A high-sensitivity, high-throughput newborn screening assay for congenital cytomegalovirus-is it time for universal screening in the United Kingdom?

Abstract

Introduction: Congenital cytomegalovirus (cCMV) is the leading cause of neurodevelopmental and hearing impairment resulting from in utero infection, affecting over a million infants globally each year. Early antiviral treatment can limit sequelae; however, most newborns are diagnosed late-or not at all-due to the lack of universal screening. Ensuring the availability of appropriate screening tools is critical to facilitate accurate and timely cCMV diagnosis.

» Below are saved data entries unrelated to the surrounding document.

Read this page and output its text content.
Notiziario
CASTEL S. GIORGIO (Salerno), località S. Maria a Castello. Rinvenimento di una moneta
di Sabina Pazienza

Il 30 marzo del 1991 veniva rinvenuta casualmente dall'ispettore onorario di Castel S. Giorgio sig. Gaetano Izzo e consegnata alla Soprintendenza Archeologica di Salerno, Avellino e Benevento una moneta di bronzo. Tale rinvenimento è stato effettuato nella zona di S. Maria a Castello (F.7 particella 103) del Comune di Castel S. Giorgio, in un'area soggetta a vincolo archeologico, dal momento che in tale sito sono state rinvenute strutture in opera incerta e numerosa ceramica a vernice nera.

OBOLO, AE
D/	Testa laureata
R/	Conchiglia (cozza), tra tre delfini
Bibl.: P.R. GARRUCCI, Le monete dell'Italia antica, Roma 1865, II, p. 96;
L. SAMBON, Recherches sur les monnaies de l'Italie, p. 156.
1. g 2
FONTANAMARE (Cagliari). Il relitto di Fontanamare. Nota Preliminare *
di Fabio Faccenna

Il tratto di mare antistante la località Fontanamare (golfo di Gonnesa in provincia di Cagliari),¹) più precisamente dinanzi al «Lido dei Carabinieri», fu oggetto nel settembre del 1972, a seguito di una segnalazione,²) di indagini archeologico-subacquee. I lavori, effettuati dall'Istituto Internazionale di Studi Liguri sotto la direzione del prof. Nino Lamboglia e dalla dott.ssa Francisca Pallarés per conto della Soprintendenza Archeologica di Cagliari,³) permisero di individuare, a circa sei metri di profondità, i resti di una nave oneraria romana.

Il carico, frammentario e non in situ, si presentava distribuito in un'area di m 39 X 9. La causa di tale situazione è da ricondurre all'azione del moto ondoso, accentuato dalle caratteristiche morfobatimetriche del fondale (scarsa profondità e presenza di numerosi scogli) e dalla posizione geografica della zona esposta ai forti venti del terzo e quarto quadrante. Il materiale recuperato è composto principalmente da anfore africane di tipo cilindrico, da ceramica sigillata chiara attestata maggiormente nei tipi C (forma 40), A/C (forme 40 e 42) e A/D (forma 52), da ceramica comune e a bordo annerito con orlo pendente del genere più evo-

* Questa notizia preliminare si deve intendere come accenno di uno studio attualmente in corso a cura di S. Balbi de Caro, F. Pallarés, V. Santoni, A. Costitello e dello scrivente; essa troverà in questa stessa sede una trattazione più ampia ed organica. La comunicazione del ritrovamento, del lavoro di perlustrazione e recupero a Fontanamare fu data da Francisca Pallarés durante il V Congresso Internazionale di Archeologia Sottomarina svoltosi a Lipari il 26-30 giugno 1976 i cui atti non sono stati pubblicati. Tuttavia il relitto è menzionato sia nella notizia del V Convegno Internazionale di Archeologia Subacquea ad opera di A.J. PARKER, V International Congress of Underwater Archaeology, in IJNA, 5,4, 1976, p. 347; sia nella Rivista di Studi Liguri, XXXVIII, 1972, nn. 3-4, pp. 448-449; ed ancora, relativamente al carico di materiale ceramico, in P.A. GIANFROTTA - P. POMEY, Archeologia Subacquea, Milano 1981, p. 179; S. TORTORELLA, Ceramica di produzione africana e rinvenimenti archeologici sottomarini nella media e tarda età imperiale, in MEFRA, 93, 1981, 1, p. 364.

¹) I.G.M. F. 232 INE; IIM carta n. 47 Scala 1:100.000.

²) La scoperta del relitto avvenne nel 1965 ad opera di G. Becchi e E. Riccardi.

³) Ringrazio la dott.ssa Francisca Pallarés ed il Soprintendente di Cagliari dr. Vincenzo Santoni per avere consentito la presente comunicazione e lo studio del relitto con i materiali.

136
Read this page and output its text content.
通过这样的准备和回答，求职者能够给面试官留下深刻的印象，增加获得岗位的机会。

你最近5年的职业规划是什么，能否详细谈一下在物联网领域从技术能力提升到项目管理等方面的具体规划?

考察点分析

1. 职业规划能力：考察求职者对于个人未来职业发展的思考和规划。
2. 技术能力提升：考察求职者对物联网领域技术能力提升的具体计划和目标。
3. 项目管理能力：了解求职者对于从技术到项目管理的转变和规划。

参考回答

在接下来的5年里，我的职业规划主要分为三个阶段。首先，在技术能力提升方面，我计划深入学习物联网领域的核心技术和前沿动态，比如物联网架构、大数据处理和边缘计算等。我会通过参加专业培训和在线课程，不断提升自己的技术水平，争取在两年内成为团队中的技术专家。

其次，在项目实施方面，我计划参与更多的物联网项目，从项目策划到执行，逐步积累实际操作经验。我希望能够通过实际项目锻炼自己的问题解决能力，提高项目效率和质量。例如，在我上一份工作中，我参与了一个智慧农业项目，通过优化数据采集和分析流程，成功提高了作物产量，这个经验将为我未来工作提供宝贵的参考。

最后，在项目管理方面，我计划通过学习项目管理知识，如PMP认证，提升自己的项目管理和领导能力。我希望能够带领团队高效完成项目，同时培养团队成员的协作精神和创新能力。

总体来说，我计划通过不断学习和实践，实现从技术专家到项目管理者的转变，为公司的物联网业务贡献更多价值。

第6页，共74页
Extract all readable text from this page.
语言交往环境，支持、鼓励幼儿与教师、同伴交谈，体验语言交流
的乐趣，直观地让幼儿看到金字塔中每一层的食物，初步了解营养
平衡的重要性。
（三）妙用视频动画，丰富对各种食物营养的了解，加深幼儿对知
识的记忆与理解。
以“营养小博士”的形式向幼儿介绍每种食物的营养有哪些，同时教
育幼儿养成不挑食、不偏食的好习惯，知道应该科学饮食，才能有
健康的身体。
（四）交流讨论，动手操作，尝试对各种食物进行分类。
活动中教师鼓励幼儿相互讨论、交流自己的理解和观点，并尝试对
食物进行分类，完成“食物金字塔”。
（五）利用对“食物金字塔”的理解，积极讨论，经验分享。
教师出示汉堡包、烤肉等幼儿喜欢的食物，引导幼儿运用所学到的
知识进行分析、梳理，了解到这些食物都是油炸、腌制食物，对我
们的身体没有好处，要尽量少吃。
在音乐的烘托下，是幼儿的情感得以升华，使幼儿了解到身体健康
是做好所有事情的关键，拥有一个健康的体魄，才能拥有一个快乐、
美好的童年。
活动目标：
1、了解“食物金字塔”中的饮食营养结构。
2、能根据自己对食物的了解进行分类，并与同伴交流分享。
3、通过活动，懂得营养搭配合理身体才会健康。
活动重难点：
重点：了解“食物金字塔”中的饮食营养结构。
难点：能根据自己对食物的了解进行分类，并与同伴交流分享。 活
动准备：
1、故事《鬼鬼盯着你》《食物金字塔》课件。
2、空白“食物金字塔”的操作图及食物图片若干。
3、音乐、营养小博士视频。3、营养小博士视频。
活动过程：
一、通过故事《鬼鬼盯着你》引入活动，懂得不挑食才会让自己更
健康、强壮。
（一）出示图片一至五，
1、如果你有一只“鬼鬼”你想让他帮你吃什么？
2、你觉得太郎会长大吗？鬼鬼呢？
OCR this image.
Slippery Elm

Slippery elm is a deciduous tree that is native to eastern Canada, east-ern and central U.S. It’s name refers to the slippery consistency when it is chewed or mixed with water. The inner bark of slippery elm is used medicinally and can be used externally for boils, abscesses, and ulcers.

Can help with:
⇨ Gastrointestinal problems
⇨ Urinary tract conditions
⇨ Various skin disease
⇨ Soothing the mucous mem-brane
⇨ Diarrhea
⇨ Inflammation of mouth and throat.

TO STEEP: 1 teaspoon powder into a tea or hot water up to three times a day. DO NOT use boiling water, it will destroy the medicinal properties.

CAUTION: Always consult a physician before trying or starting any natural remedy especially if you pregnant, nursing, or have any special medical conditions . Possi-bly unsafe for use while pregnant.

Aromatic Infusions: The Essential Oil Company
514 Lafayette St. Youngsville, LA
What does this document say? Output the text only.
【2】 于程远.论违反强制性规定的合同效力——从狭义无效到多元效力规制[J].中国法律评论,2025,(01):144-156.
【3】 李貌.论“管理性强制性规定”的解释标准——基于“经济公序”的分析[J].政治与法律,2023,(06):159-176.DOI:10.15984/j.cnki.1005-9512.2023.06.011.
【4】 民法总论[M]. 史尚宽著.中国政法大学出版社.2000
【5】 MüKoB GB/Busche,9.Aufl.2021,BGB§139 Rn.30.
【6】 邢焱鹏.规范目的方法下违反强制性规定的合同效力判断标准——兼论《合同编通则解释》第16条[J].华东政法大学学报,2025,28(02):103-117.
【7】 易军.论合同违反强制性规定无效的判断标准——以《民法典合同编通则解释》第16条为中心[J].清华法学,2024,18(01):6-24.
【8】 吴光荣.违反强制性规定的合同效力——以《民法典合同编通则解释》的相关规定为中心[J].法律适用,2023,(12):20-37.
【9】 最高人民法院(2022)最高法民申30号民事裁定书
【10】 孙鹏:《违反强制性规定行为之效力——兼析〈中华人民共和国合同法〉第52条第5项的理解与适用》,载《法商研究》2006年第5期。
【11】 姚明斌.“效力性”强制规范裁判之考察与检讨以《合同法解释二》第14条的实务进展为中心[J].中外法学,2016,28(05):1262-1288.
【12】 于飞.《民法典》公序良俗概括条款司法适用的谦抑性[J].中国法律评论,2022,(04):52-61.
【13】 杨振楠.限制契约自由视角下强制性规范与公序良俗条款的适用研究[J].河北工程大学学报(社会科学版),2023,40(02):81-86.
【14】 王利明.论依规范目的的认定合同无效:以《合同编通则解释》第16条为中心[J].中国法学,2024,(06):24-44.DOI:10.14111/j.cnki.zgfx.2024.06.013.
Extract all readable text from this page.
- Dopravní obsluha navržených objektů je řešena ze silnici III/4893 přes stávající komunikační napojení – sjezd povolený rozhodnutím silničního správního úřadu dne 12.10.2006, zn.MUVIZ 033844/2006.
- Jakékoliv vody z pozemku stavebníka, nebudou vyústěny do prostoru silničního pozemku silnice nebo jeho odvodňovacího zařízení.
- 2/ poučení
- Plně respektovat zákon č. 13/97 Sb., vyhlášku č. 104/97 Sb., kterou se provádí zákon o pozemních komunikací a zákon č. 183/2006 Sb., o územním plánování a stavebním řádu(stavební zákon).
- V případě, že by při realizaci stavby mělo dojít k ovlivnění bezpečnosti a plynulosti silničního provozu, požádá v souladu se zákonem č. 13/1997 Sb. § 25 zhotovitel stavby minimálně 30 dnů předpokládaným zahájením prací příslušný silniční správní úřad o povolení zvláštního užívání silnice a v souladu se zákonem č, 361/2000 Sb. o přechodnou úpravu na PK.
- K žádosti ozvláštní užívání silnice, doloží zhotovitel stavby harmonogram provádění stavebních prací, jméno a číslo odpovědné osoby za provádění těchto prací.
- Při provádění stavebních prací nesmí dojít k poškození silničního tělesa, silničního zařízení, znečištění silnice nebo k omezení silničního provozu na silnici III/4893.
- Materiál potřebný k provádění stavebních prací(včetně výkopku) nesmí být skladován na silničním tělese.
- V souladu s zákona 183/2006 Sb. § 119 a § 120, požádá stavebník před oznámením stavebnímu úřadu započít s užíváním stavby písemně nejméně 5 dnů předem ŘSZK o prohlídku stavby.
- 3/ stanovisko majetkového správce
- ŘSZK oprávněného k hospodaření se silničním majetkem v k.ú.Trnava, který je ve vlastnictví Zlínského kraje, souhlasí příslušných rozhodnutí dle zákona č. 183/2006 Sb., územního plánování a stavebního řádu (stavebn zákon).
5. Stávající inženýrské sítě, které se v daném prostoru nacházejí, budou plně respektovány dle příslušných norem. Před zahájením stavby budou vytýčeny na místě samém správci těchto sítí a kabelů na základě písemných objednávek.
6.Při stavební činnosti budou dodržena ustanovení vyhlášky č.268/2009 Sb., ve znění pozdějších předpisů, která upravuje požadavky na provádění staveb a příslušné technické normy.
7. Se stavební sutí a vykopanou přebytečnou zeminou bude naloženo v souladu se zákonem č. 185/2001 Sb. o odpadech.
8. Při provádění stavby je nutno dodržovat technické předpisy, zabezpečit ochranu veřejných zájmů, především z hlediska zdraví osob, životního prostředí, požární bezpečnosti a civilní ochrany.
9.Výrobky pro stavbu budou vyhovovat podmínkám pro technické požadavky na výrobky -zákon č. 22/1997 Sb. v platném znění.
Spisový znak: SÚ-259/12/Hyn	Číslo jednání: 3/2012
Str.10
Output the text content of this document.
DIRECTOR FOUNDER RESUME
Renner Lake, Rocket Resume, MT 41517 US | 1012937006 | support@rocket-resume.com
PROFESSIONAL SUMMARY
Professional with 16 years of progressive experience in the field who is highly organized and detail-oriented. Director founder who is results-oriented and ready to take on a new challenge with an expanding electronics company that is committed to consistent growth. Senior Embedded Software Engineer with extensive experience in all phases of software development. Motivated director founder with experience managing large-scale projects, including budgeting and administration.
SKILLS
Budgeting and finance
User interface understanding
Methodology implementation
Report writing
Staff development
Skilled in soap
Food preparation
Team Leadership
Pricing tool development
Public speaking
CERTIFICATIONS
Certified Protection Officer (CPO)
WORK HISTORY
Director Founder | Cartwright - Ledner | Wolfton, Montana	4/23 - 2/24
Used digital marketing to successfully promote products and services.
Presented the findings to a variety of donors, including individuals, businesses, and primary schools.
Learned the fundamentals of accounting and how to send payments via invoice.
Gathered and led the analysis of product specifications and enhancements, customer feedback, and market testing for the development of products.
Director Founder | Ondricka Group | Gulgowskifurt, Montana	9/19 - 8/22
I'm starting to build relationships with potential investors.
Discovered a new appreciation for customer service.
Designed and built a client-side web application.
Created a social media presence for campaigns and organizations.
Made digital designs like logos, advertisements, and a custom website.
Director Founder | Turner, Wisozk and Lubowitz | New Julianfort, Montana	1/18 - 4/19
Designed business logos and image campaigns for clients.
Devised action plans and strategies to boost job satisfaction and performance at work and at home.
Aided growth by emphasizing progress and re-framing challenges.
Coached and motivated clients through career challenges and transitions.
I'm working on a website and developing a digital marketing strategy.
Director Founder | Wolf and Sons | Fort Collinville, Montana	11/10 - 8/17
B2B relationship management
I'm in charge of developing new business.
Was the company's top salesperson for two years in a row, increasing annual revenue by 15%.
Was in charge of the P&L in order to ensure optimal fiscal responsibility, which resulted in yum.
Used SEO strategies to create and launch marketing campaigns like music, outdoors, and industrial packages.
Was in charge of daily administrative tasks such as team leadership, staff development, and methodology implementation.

Methods: A high-sensitivity, high-throughput commercial CMV PCR kit targeting the RRP30 control gene and a conserved region of CMV DNA was provided by Revvity and tested in three population groups: (1) leftover dried blood spot (DBS) samples from the UK newborn screening programme, (2) DBS samples from children with CMV viraemia unrelated to cCMV, and (3) DBS and dried saliva samples from infants with and without cCMV.

Results: Of 3,345 anonymised newborn DBS samples analysed, CMV was detected in 22 cases (0.66%), with a mean cycle threshold value of 36.70 (range 31.87-41.68). Assay development demonstrated a sensitivity of 2.04 CMV IU per reaction. This level of sensitivity was replicated using DBS samples prepared from infant/child blood samples with known levels of CMV, suggesting that the sensitivity reflects 2,000-3,000 CMV IU/mL blood.

Discussion: We demonstrated high analytical sensitivity of the qPCR assay with an optimal extraction protocol, making it an effective strategy for cCMV screening using DBS samples. These data suggest a potential cCMV incidence rate of up to 0.66% in the United Kingdom, equivalent to 3,960 infants per year, 25% of whom may develop long-term sequelae, which could be improved through early diagnosis and treatment.